A Pro-Trump Militant Group Has Recruited Thousands of Police, Soldiers, and Veterans
[Stewart] Rhodes was a little-known libertarian blogger when he launched the Oath Keepers in early 2009. It was a moment of anxiety on the American right: As the Great Recession raged, protesters met the new president with accusations of socialism and tyranny. “The greatest threats to our liberty do not come from without,” Rhodes wrote online, “but from within.” Republicans had spent eight years amassing power in an executive branch now occupied by Barack Obama. The time for politics was ending. “Our would-be slave masters are greatly underestimating the resolve and military capability of the people,” Rhodes wrote.

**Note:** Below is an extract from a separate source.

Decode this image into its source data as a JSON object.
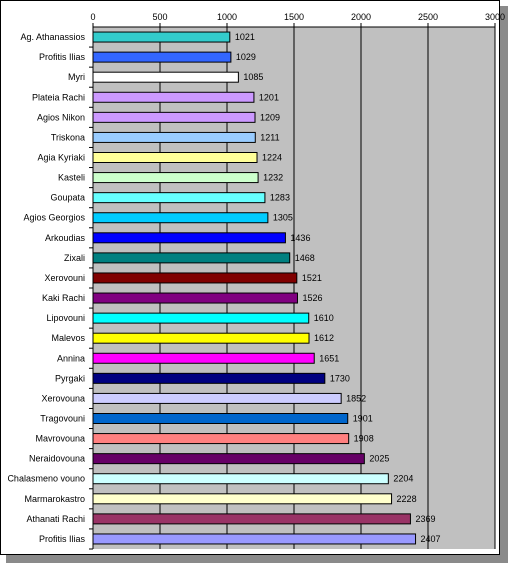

Rhodes had joined the military just out of high school, hoping to become a Green Beret, but his career was cut short when he fractured his spine during a parachute training jump. After his discharge, he worked as a firearms instructor and parked cars as a valet. In 1993, he dropped a loaded handgun and it shot him in the face, blinding him in his left eye. The brush with death inspired him, at 28, to enroll in community college. He went on to the University of Nevada at Las Vegas, where he graduated summa cum laude, and then to Yale Law School, where he won a prize for a paper arguing that the Bush administration’s enemy-combatant doctrine violated the Constitution.
He married a fellow libertarian, started a family, and hung out a shingle as a lawyer in Montana—“Ivy League quality … without Ivy League expense,” read a classified ad in 2008. He volunteered for Ron Paul’s presidential campaign that year. But after the election, he veered from politics toward something darker.
His blog post was both a manifesto and a recruiting pitch. He based it on the oath that soldiers take when they enlist—minimizing the vow to obey the president and focusing on the one that comes before it, to “support and defend the Constitution against all enemies, foreign and domestic.” Law-enforcement officers swear a similar oath, and Rhodes wrote that both groups could refuse orders, including those related to gun control, that would enable tyranny. And, if necessary, they could fight.
Responses poured in, and Rhodes published them on his blog:
“Your message is spreading and I will make sure it gets to more Marines.”
“Not only will I refuse any unlawful order that violates the Constitution I will fight the tyrants that give the orders. Rest assured that me and my brothers in Law Enforcement talk about this subject on a regular basis.”
“I fully support you and what you stand for and I do talk about these things with some of my subordinates,” an Air Force officer wrote. “Those who I trust that is.”
Rhodes kept the nature of the Oath Keepers ambiguous—the group was officially nonpartisan and was not, as a later post on the blog put it, a militia “per se.” Even so, he cautioned that its members would be painted as extremists and said they could remain anonymous. “We don’t ask current-serving law enforcement and military to sign up on any kind of membership list,” he said in a radio interview. “We think that’d be foolish.”
But eventually he did create such a list. It collected members’ names, home and email addresses, phone numbers, and service histories, along with answers to a question about how they could help the Oath Keepers. Last year, the Southern Poverty Law Center passed the entries for nearly 25,000 people along to me.